I am parsing a bunch of XML files and inserting the value obtained from them into a MySQL database. The character set of the mysql tables is set to utf8. I'm connecting to the database using the following connection url - jdbc:mysql://localhost:3306/articles_data?useUnicode=false&characterEncoding=utf8
Most of the string values with unicode characters are entered fine (like Greek letters etc.), except for some that have a math symbol. An example in particular - when I try to insert a string with mathematical script capital g (img at www.ncbi.nlm.nih.gov/corehtml/pmc/pmcents/1D4A2.gif) ( http://graphemica.com/ ) (Trying to parse and insert this article), I get the following exception -
java.sql.SQLException: Incorrect string value: '\xF0\x9D\x92\xA2 i...' for column 'text' at row 1
at com.mysql.jdbc.SQLError.createSQLException(SQLError.java:1055)
at com.mysql.jdbc.SQLError.createSQLException(SQLError.java:956)
at com.mysql.jdbc.MysqlIO.checkErrorPacket(MysqlIO.java:3515)
at com.mysql.jdbc.MysqlIO.checkErrorPacket(MysqlIO.java:3447)
at com.mysql.jdbc.MysqlIO.sendCommand(MysqlIO.java:1951)
at com.mysql.jdbc.MysqlIO.sqlQueryDirect(MysqlIO.java:2101)
at com.mysql.jdbc.ConnectionImpl.execSQL(ConnectionImpl.java:2554)
at com.mysql.jdbc.PreparedStatement.executeInternal(PreparedStatement.java:1761)
at com.mysql.jdbc.PreparedStatement.executeUpdate(PreparedStatement.java:2046)
at com.mysql.jdbc.PreparedStatement.executeUpdate(PreparedStatement.java:1964)
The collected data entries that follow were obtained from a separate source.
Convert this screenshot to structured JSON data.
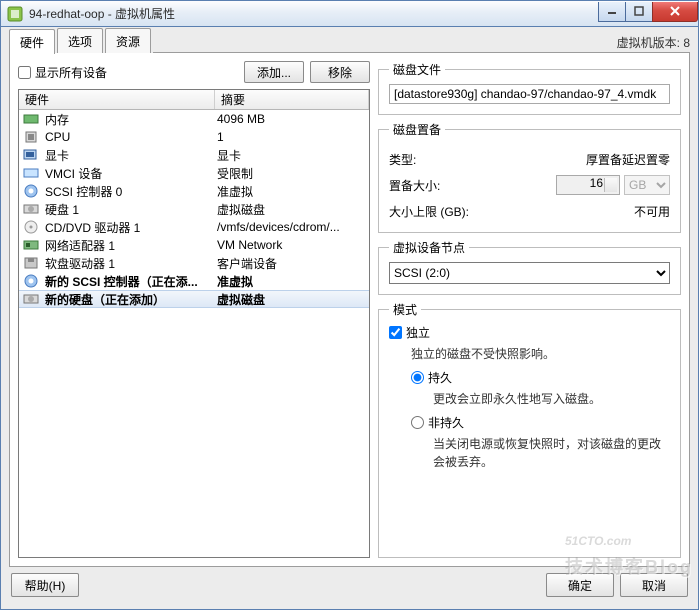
{
  "window": {
    "title": "94-redhat-oop - 虚拟机属性"
  },
  "tabs": {
    "hardware": "硬件",
    "options": "选项",
    "resources": "资源"
  },
  "vmversion_label": "虚拟机版本: 8",
  "toolbar": {
    "show_all": "显示所有设备",
    "add": "添加...",
    "remove": "移除"
  },
  "columns": {
    "hardware": "硬件",
    "summary": "摘要"
  },
  "rows": [
    {
      "icon": "memory",
      "label": "内存",
      "summary": "4096 MB"
    },
    {
      "icon": "cpu",
      "label": "CPU",
      "summary": "1"
    },
    {
      "icon": "video",
      "label": "显卡",
      "summary": "显卡"
    },
    {
      "icon": "vmci",
      "label": "VMCI 设备",
      "summary": "受限制"
    },
    {
      "icon": "scsi",
      "label": "SCSI 控制器 0",
      "summary": "准虚拟"
    },
    {
      "icon": "disk",
      "label": "硬盘 1",
      "summary": "虚拟磁盘"
    },
    {
      "icon": "cd",
      "label": "CD/DVD 驱动器 1",
      "summary": "/vmfs/devices/cdrom/..."
    },
    {
      "icon": "nic",
      "label": "网络适配器 1",
      "summary": "VM Network"
    },
    {
      "icon": "floppy",
      "label": "软盘驱动器 1",
      "summary": "客户端设备"
    },
    {
      "icon": "scsi",
      "label": "新的 SCSI 控制器（正在添...",
      "summary": "准虚拟",
      "bold": true
    },
    {
      "icon": "disk",
      "label": "新的硬盘（正在添加）",
      "summary": "虚拟磁盘",
      "selected": true
    }
  ],
  "diskfile": {
    "legend": "磁盘文件",
    "value": "[datastore930g] chandao-97/chandao-97_4.vmdk"
  },
  "provision": {
    "legend": "磁盘置备",
    "type_k": "类型:",
    "type_v": "厚置备延迟置零",
    "size_k": "置备大小:",
    "size_v": "16",
    "unit": "GB",
    "max_k": "大小上限 (GB):",
    "max_v": "不可用"
  },
  "node": {
    "legend": "虚拟设备节点",
    "value": "SCSI (2:0)"
  },
  "mode": {
    "legend": "模式",
    "independent": "独立",
    "independent_desc": "独立的磁盘不受快照影响。",
    "persistent": "持久",
    "persistent_desc": "更改会立即永久性地写入磁盘。",
    "nonpersistent": "非持久",
    "nonpersistent_desc": "当关闭电源或恢复快照时，对该磁盘的更改会被丢弃。"
  },
  "buttons": {
    "help": "帮助(H)",
    "ok": "确定",
    "cancel": "取消"
  },
  "watermark": {
    "main": "51CTO.com",
    "sub": "技术博客Blog"
  }
}
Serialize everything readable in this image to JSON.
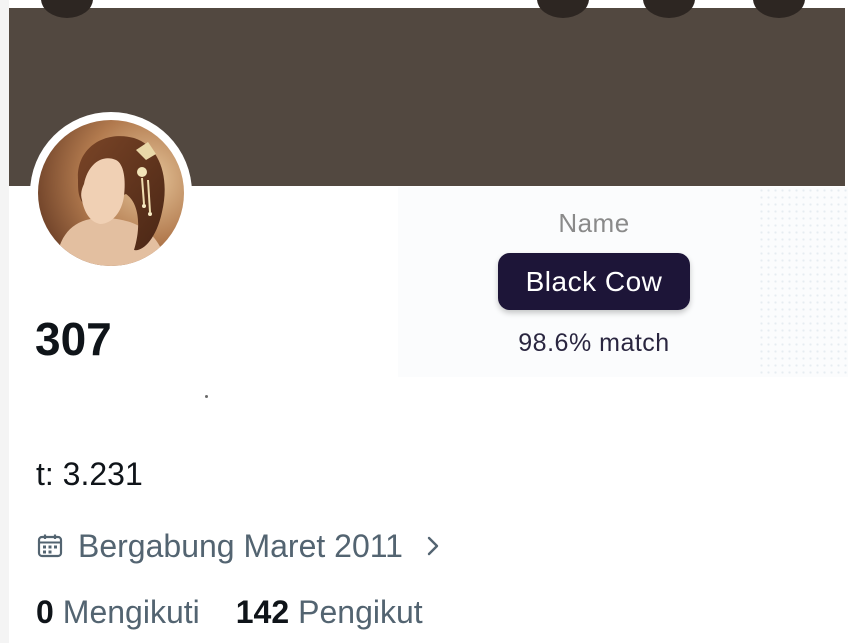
{
  "profile": {
    "count_value": "307",
    "stat_line": "t: 3.231",
    "joined_text": "Bergabung Maret 2011",
    "following": {
      "count": "0",
      "label": "Mengikuti"
    },
    "followers": {
      "count": "142",
      "label": "Pengikut"
    }
  },
  "name_card": {
    "label": "Name",
    "value": "Black Cow",
    "match": "98.6% match"
  },
  "icons": {
    "joined": "calendar-icon",
    "more": "chevron-right-icon"
  },
  "colors": {
    "banner": "#524840",
    "chip": "#1d1538",
    "secondary_text": "#536471",
    "primary_text": "#0f1419"
  }
}
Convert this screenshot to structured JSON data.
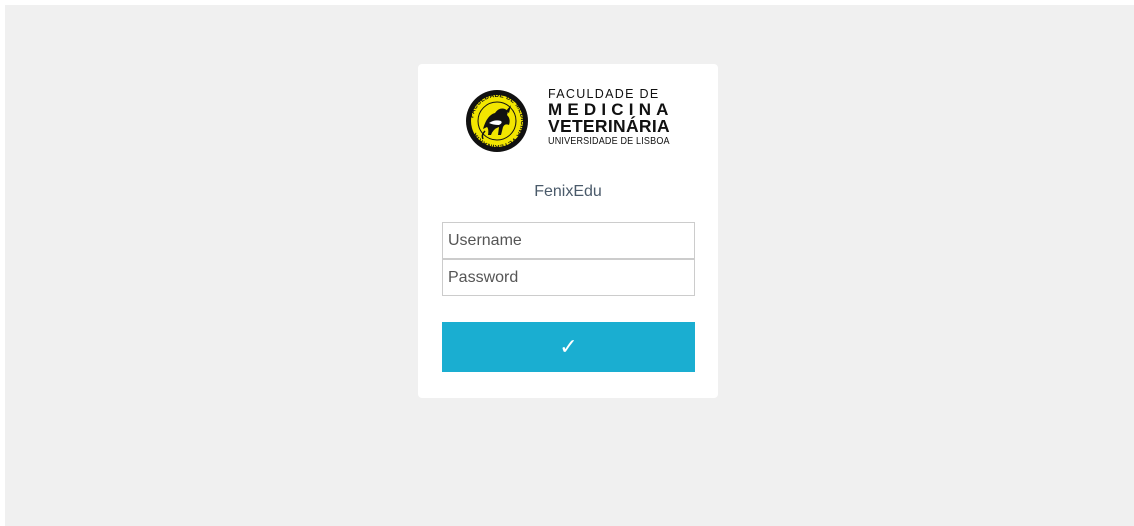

at com.mysql.jdbc.PreparedStatement.executeUpdate(PreparedStatement.java:1949)
If I change my connection URL to - jdbc:mysql://localhost:3306/articles_data, then the insert works, but all regular UTF8 characters are replaced with a question mark.
There are two possible ways I'm trying to fix it, and haven't succeeded at either yet -
When parsing the article, maintain the encoding. I'm using
org.apache.xerces.parsers.DOMParser
to parse the xml files, but can't figure out how to prevent it from decoding (relevant XML -<p>𝒢 is a set containing...</p>
). I could re-encode it, but that just seems inefficient.Insert the math symbols into the database.